Pistolet

 

Cette discipline demande au tireur de s’orienter vers deux directions essentielles : régulariser et rendre reproductible sa position ; renforcer et rendre plus stable sa position.

La régularisation des éléments

Elle passe par la construction d’une posture :
Pour le bas du corps : écart des pieds / équilibration-gainage du bassin ;
Pour le haut du corps : placement du buste / main gauche / fixation de la tête.
La posture s’organise autour de 3 données : l’angle constitué par le bras armé et l’axe des épaules ; l’empilement des axes Pieds/Bassin/Epaules ; l’équilibration générale du corps.
Cela passe par la mémorisation des divers éléments de sa position et l’alignement de sa position par rapport au rameneur.

Les facteurs de reproductibilité

Le placement de la tête : facteur essentiel du positionnement de la ligne de mire qui va permettre un contrôle pendant la phase d’approche des éléments de visée ainsi qu’un alignement fin sous le visuel.
C’est l’élément stable dans la position qui permettra une réelle reproductivité de celle-ci ; la tête est déjà placée avant de monter l’arme. Il faudra porter son attention sur le placement de la tête et surtout sa fixation (la tête ne doit pas bouger pendant la visée).
Axer/Verrouiller le poignet : C’est l’action de placer son arme en alignement par rapport à l’axe du bras, sans contrôle visuel, avant de monter le bras en cible, tout en verrouillant le poignet, c’est à dire en le gainant (renforcement du serrage). Tendre son bras de façon que l’arme se place dans son prolongement, le bout du canon reposant sur la table de tir.
Serrer légèrement la crosse (pré-serrage) tout en verrouillant son poignet.

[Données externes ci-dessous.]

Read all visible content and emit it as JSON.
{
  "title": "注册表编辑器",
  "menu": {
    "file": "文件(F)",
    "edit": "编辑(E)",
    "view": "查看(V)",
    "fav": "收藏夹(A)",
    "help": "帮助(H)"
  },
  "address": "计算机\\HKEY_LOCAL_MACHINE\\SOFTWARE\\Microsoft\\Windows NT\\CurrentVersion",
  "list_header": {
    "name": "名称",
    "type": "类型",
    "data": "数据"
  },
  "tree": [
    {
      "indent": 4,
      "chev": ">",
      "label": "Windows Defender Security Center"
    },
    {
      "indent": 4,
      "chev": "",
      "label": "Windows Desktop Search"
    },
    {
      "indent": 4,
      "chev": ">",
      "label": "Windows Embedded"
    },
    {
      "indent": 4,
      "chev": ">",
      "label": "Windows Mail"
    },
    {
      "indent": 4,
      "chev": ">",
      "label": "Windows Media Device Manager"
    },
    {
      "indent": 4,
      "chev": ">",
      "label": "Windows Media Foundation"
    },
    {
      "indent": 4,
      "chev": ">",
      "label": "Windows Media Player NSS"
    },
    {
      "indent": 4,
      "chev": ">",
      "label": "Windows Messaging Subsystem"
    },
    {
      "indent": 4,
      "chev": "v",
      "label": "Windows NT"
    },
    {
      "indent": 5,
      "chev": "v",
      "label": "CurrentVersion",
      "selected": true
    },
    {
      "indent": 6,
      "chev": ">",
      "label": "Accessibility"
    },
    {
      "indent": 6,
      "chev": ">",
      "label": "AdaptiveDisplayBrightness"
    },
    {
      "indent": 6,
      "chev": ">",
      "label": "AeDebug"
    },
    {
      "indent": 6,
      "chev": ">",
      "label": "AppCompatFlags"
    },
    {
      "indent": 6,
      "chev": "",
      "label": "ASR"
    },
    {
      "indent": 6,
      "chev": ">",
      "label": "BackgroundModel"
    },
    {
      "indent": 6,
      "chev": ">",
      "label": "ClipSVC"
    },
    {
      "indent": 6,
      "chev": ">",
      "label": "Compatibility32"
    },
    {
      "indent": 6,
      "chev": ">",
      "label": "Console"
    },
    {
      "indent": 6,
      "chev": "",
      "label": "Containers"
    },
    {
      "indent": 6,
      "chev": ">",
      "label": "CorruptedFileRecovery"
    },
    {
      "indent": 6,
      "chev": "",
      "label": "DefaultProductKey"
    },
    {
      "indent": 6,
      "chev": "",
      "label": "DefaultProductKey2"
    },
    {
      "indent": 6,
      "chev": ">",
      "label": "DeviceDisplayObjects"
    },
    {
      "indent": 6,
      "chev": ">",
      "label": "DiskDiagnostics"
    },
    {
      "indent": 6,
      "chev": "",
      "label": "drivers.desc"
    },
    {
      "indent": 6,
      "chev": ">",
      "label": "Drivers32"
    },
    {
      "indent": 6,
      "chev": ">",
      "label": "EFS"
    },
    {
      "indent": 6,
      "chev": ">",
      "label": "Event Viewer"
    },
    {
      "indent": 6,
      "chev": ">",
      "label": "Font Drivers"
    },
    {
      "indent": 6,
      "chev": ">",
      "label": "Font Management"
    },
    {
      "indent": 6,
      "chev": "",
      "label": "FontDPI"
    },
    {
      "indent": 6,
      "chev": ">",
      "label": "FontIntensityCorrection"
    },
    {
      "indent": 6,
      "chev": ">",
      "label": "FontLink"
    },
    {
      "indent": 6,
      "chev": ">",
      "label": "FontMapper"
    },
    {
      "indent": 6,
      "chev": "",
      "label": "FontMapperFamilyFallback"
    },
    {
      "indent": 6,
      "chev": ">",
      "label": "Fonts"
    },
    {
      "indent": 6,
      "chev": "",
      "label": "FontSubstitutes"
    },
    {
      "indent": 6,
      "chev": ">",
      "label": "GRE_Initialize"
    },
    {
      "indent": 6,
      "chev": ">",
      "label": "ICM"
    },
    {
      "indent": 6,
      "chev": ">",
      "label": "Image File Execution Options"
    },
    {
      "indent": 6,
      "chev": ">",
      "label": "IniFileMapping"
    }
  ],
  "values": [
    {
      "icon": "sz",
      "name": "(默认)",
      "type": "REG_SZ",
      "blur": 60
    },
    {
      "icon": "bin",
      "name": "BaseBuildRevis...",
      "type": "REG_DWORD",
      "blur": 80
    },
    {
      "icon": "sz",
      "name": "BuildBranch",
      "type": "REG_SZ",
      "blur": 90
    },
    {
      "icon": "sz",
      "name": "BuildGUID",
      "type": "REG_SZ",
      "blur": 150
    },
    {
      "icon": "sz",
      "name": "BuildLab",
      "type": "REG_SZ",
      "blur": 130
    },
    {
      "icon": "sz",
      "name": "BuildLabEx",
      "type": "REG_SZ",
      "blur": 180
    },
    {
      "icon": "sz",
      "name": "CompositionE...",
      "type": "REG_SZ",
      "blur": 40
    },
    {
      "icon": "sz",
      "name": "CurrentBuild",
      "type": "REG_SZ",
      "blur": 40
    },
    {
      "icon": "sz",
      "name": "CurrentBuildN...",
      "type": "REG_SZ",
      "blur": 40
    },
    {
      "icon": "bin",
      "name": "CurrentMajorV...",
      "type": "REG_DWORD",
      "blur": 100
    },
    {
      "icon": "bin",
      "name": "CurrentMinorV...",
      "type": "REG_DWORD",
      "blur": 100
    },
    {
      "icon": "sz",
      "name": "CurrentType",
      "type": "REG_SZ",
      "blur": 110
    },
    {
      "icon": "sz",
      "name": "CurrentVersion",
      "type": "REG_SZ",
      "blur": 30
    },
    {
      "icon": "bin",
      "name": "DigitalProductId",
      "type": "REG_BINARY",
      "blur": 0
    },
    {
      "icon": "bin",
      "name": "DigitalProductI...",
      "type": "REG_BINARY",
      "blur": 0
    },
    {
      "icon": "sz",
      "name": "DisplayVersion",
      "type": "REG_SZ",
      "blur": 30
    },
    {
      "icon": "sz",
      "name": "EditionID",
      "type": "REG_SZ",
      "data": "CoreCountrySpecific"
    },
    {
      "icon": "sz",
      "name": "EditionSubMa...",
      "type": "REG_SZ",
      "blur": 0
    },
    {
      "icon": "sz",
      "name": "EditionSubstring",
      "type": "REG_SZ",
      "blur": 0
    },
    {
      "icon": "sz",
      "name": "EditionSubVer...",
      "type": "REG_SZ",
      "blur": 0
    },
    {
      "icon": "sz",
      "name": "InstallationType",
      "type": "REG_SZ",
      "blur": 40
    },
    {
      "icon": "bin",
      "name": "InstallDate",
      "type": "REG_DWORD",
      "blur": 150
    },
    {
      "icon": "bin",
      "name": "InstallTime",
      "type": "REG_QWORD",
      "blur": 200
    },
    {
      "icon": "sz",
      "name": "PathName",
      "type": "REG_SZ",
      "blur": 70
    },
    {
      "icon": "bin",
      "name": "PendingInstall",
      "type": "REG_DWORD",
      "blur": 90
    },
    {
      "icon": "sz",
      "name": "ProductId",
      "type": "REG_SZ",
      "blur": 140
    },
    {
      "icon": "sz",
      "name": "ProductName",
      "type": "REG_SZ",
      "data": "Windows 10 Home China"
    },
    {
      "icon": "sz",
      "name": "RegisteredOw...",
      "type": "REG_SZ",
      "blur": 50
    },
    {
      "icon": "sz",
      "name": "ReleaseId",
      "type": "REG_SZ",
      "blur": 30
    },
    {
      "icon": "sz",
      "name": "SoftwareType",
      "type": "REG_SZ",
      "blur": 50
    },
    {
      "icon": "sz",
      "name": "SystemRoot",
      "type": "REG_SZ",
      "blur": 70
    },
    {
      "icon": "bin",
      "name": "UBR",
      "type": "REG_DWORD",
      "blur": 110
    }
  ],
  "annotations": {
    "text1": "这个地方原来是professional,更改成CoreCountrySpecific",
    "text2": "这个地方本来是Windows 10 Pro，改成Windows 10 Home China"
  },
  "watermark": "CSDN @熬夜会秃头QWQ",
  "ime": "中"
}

Le lâcher en pression continue

C’est la forme de lâcher la plus utilisée, de l’initiation au plus haut niveau. La réussite d’un tireur dépendra de sa capacité à réaliser ce geste technique.
Le placement du doigt : Le doigt est positionné pour que la queue de détente soit au milieu de la phalangette, zone la plus sensible. La phalange doit être au contact de la crosse. Le doigt travaille en mode positif jusqu’au point dur de décrochage.
Le lâcher intervient lorsque la phalange et la phalangette sont à 90°.
L’action du doigt est toujours parallèle à l’axe du canon.
La phase de préparation du lâcher (absorption d’une partie du poids de la détente), se fait sous le visuel après le contrôle de la ligne de mire et avant la stabilisation.
Le lâcher ne débute qu’à partir du moment où le doigt est sur le point dur. La queue de détente est écrasée jusqu’au départ du coup. Cette pression est maintenue un court instant après le départ du coup.

La coordination des éléments (séquence de tir)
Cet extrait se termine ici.